Which version of MSigDB was used?
This package was generated with MSigDB v7.1 (released March 2020). The MSigDB version is used as the base of the package version. You can check the installed version with
packageVersion("msigdbr")
.
Can I download the gene sets directly from MSigDB instead of using this package?
Yes. You can then import the GMT files (with
getGmt()
from theGSEABase
package, for example). The GMTs only include the human genes, even for gene sets generated from mouse data. If you are not working with human data, you then have to convert the MSigDB genes to your organism or your genes to human.
Can I convert between human and mouse genes just by adjusting gene capitalization?
That will work for most genes, but not all.
Can I convert human genes to any organism myself instead of using this package?
Yes. A popular method is using the
biomaRt
package. You may still end up with dozens of homologs for some genes, so additional cleanup may be helpful.

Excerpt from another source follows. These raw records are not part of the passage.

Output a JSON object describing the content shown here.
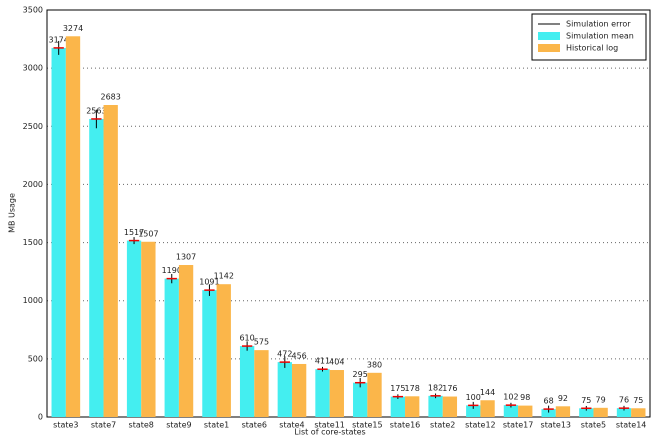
{
  "chart_data": {
    "type": "bar",
    "x_label": "List of core-states",
    "y_label": "MB Usage",
    "categories": [
      "state3",
      "state7",
      "state8",
      "state9",
      "state1",
      "state6",
      "state4",
      "state11",
      "state15",
      "state16",
      "state2",
      "state12",
      "state17",
      "state13",
      "state5",
      "state14"
    ],
    "series": [
      {
        "name": "Simulation mean",
        "color": "#44eef0",
        "values": [
          3174,
          2563,
          1517,
          1190,
          1091,
          610,
          472,
          411,
          295,
          175,
          182,
          100,
          102,
          68,
          75,
          76
        ],
        "errors": [
          60,
          80,
          30,
          40,
          50,
          40,
          50,
          20,
          40,
          20,
          20,
          30,
          20,
          30,
          20,
          20
        ]
      },
      {
        "name": "Historical log",
        "color": "#fbb64a",
        "values": [
          3274,
          2683,
          1507,
          1307,
          1142,
          575,
          456,
          404,
          380,
          178,
          176,
          144,
          98,
          92,
          79,
          75
        ]
      }
    ],
    "error_name": "Simulation error",
    "ylim": [
      0,
      3500
    ],
    "yticks": [
      0,
      500,
      1000,
      1500,
      2000,
      2500,
      3000,
      3500
    ],
    "grid": true,
    "legend": "top-right"
  }
}
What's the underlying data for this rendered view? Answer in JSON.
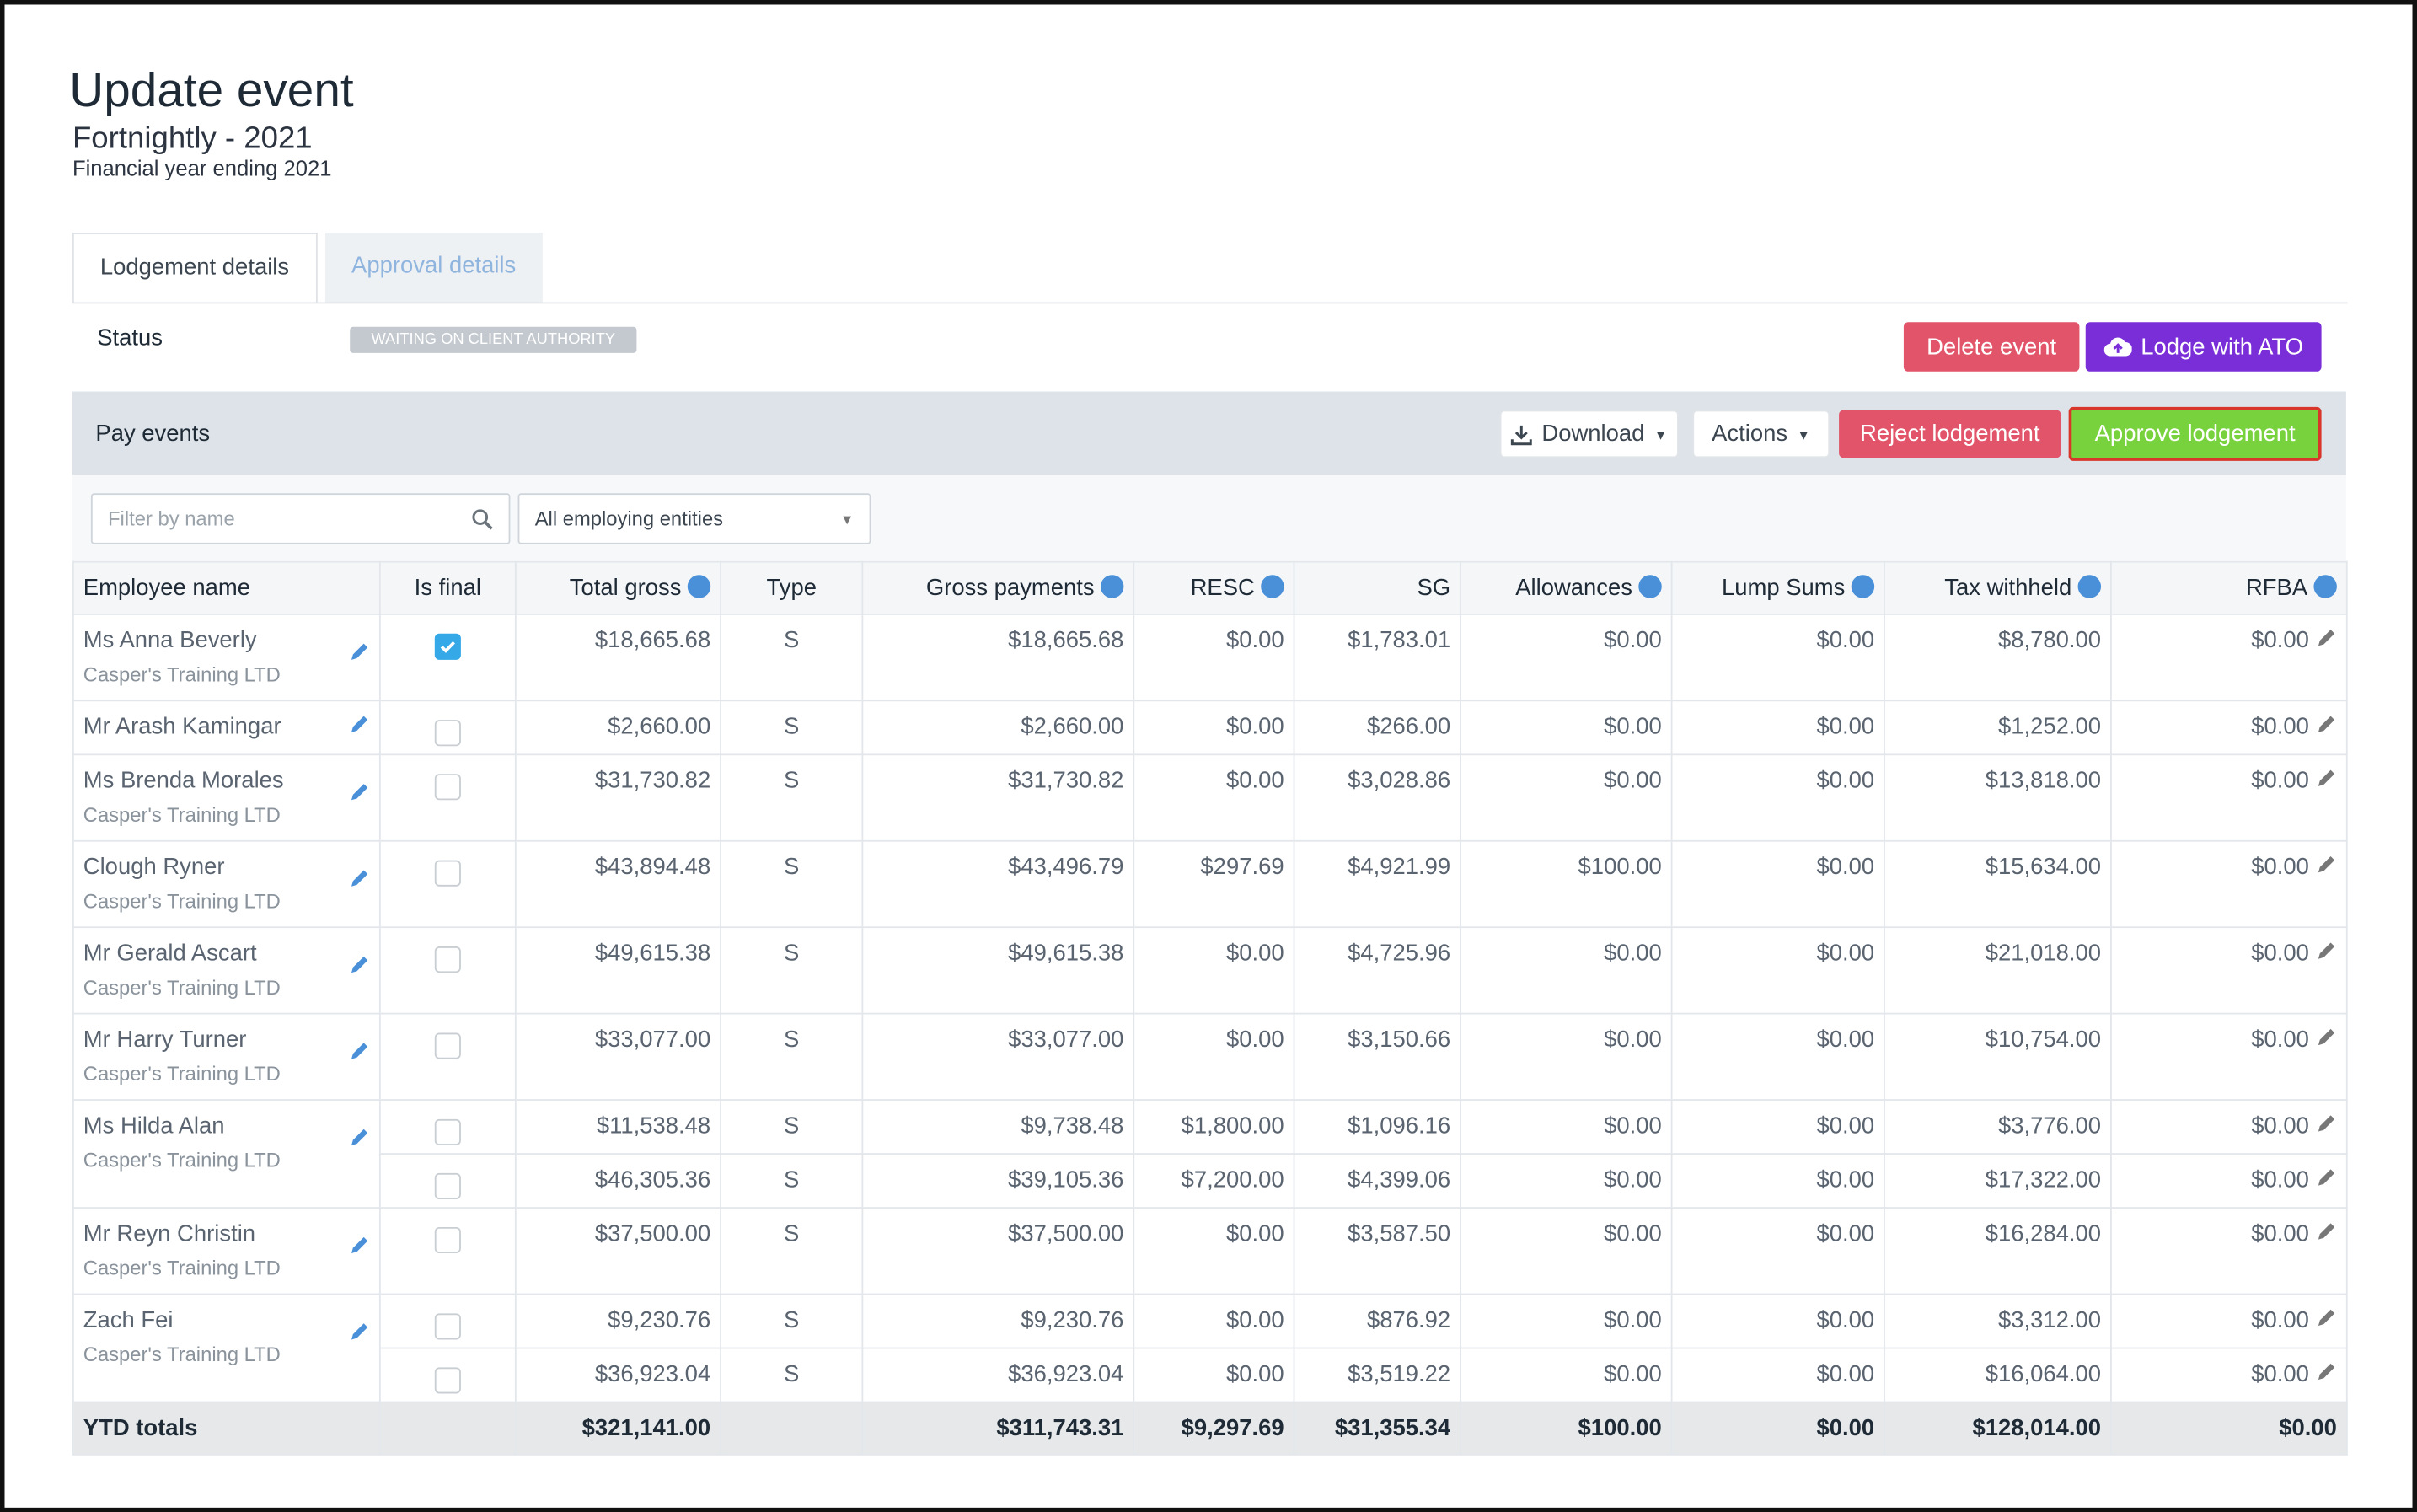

Aren’t there already other similar tools?
There are a few other resources that and provide some of the functionality and served as an inspiration for this package. Ge Lab Gene Set Files has GMT files for many species. WEHI provides MSigDB gene sets in R format for human and mouse, but the genes are provided only as Entrez IDs and each collection is a separate file. MSigDF is based on the WEHI resource, so it provides the same data, but converted to a more tidyverse-friendly data frame. When
msigdbr
was initially released, all of them were multiple releases behind the latest version of MSigDB, so they are possibly no longer maintained.
The Molecular Signatures Database (MSigDB) is a collection of gene sets originally created for use with the Gene Set Enrichment Analysis (GSEA) software.
Gene homologs are provided by HUGO Gene Nomenclature Committee at the European Bioinformatics Institute which integrates the orthology assertions predicted for human genes by eggNOG, Ensembl Compara, HGNC, HomoloGene, Inparanoid, NCBI Gene Orthology, OMA, OrthoDB, OrthoMCL, Panther, PhylomeDB, TreeFam and ZFIN. For each human equivalent within each species, only the ortholog supported by the largest number of databases is used.